Хочется также для иллюстрации наших поисков общения с евреями Запада рассказать один эпизод с “похищением” еврея-иностранца. В 1968 году в Одессу приехал еврейский студент (из Америки) Хилел Левин, и мы, увидев его в синагоге, организовали “киднепинг”: похитили его и увезли на машине от сопровождения КГБ. Трудно описать радость встречи небольшой еврейской группы (не всем можно было доверить эту тайну), с ним. Он говорил, а мы впитывали каждое слово. Потом и мы рассказали ему, как нужны нам книги и материалы об Израиле для подъема волны еврейского духа. Он нас понял и заверил, что сделает все: пойдет в Сохнут и в Министерство Иностранных дел Израиля, пойдет к членам Израильского правительства и организует нужную нам помощь. Мы были счастливы: наконец-то нам обещали нечто конкретное!
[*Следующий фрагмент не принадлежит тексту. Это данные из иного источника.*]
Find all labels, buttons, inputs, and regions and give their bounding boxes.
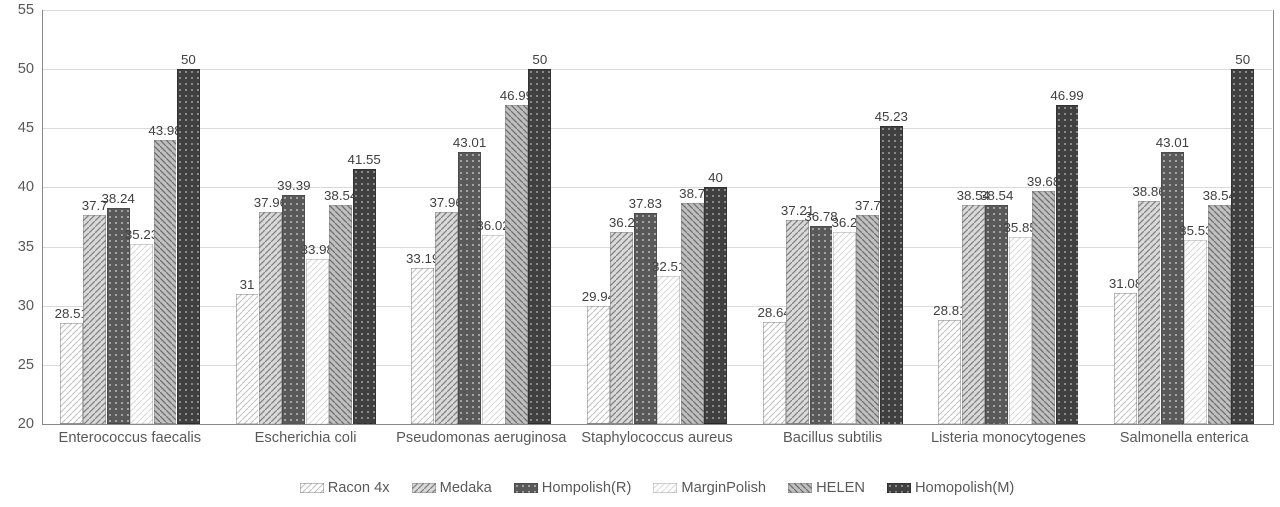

Но мы ничего не получили. А с Хилелем Левиным мы встретились следующий раз уже в Израиле, но об этом ниже.
Читатель уже, очевидно, видит, что мы пытались что-то сделать в СССР и приехали в Израиль с надеждой сделать еще больше. Мы надеялись объяснить нашему правительству, как надо организовать помощь евреям СССР, как помочь алие из этой страны, где большинство евреев мечтают о том, чтобы вырваться на свободу. Мы считали, что наша задача – лишь объяснить, и нас немедленно поймут и все сделают, и что не давали нам помощь лишь потому, что не понимали раньше, насколько эта помощь необходима, но вот теперь!..
И вот я на земле Лода: “где тут земля без асфальта, чтобы поцеловать ее?” – а меня уже обнимают друзья, и все мы плачем: свершилось ведь, доехал! Один из незнакомых, встречающих меня, представляется как ответственный сотрудник МИД Израиля, и я сразу спрашиваю: “Вы получили открытое письмо к еврейству мира, посланное из Харькова Хаимом Спиваковским?” – “Да”. – “Почему же оно еще не опубликовано в прессе?” Я спрашиваю об этом в горячке первых минут, так как Х. Спиваковский и Вилли Свечинский – активнейшие друзья – провожая меня в Москве, просили немедленно узнать о судьбе этого обращения. Ведь это было время лишь начала открытых обращений евреев к свободному миру, и каждое такое письмо грозило арестом автору. Единственной защитой была публикация такого письма на Западе – тогда власти СССР уже опасались общественного мнения. Но чиновник нашего МИДа говорит: “Это было бы опасно для Хаима Спиваковского, если бы его письмо появилось бы в печати на Западе”. – “Нет! Это его единственная защита от КГБ. Публикация необходима!” – Чиновник делает непонимающие глаза...
Возле меня стоят ранее приехавшие мои друзья: Хавкин, Рубин, Словина – они явно довольны моим настоянием на опубликовании письма. По дороге в Иерусалим на меня обрушивается поток объяснений, смысл которых сводится к следующему: все попытки быть активными в Израиле в деле помощи евреям, оставшимся в СССР, натыкаются на глухую стену сопротивления властей. И это не стена непонимания: в МИДе сидят умные люди, Но у них свое мнение: “Евреям СССР можно помочь в деле выезда только при помощи “тихой дипломатии”, активность мешает”, – это убеждение главенствует.
Но я еще не верил: это не укладывалось в сознании. Невозможно, чтобы умные люди во главе с таким опытным человеком, как начальник русского Отдела МИД Израиля Н. Леванон, не поняли, наконец, свою ошибку. Им нужно терпеливо объяснять, что психология властей СССР – это психология внутренних рабов, боящихся только силы и напора, уважающих только силу активного наступления и удара. Что попытки убеждения и разъяснения, принятые на Западе, вызывают у властей СССР лишь убеждение, что просящий слаб и не может требовать, а потому нет нужды ему уступать.
Не одну неделю, не один месяц потратил я на то, что ходил и разъяснял все это членам Кнессета и высокопоставленным чиновникам нашего МИДа, начиная с Н. Леванона. Мне редко возражали. Но меня не слушали: я видел это по выражению глаз. Говорить мне разрешали лишь из вежливости к человеку, о котором знали как об активном в России.
Тут уместно вспомнить о причинах, по которым нам послали в СССР фильм не об Израиле, а об арабских рынках. В одном из разговоров я спросил об этом, и получил ответ: “Это было бы опасно для вас”. Объяснение это звучало для нас абсолютным абсурдом: мы-то знали, что любой фильм из Израиля грозил нам тюрьмой, но мы шли на этот риск ради того, чтобы иметь фильм об Израиле, а не об арабах и их рынках...
Время шло. Из СССР приходили легальные и “левые” письма с просьбами и требованиями о помощи, о литературе, и с обвинениями – “уехали и сидите без дела!”